The Sus scrofa (pig) INS gene (GeneID:397415), located on chromosome 2 and composed of 1211 DNA bp (Figure 11). It’s comprised of 11 ORFs, distributed on both strands (Figure 12) [20]. The total ORFs number on forward strand were 6, ranging from 72 bp to 330 bp, while the reverse strand shows 5 ORFs ranging from 39 bp to 315 bp (Table 6).

Figure 11: The Sus scrofa (pig) INS gene.

Figure 12: The Sus scrofa (pig) INS gene ORF distribution.

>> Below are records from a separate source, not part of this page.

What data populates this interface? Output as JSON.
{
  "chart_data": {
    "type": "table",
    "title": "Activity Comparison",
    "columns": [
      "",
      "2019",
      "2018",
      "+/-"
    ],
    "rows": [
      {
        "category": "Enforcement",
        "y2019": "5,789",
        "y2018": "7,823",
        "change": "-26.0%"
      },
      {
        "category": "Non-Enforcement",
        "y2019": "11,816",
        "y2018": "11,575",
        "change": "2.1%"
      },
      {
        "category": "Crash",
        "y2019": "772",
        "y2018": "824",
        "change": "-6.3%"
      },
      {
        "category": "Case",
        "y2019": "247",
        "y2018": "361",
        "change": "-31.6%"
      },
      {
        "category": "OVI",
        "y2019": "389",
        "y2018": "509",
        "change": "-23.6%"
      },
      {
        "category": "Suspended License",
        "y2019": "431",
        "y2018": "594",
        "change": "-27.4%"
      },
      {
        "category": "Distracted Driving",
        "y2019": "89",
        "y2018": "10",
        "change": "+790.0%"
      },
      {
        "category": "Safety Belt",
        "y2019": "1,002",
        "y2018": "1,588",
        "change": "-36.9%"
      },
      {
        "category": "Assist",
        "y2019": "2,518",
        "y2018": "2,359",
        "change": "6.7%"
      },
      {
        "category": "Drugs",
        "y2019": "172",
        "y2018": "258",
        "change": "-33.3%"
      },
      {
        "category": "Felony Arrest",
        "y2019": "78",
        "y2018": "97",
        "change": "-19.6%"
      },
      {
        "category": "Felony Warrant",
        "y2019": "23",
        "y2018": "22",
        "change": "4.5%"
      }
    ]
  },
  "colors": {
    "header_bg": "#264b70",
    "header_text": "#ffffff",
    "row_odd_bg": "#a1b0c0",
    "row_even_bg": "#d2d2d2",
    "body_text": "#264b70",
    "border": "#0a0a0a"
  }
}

Label	Strand	Frame	Start	Stop	Length (bp)
ORF1	+	1	70	360	291
ORF2	+	1	874	993	120
ORF3	+	2	98	187	90
ORF4	+	3	30	101	72
ORF5	+	3	432	662	231
ORF6	+	3	831	1160	330
ORF7	-	1	1112	798	315
ORF8	-	2	862	659	204
ORF9	-	2	433	395	39
ORF10	-	2	313	182	132
ORF11	-	3	882	790	93

Table 6: The Sus scrofa (pig) Insulin gene ORF’s.

Conclusion

In this study, the highest ORFs were reported in Bos taurus (cattle) Insulin gene which scored 17 successive ORFs whereas the lowest score was reported in Cani’s lupus (dog) insulin gene which shows only 4 ORFs. Generally, the program fulfills the boundary limits as expected. We strongly recommend further work, consider detection of nested ORFs.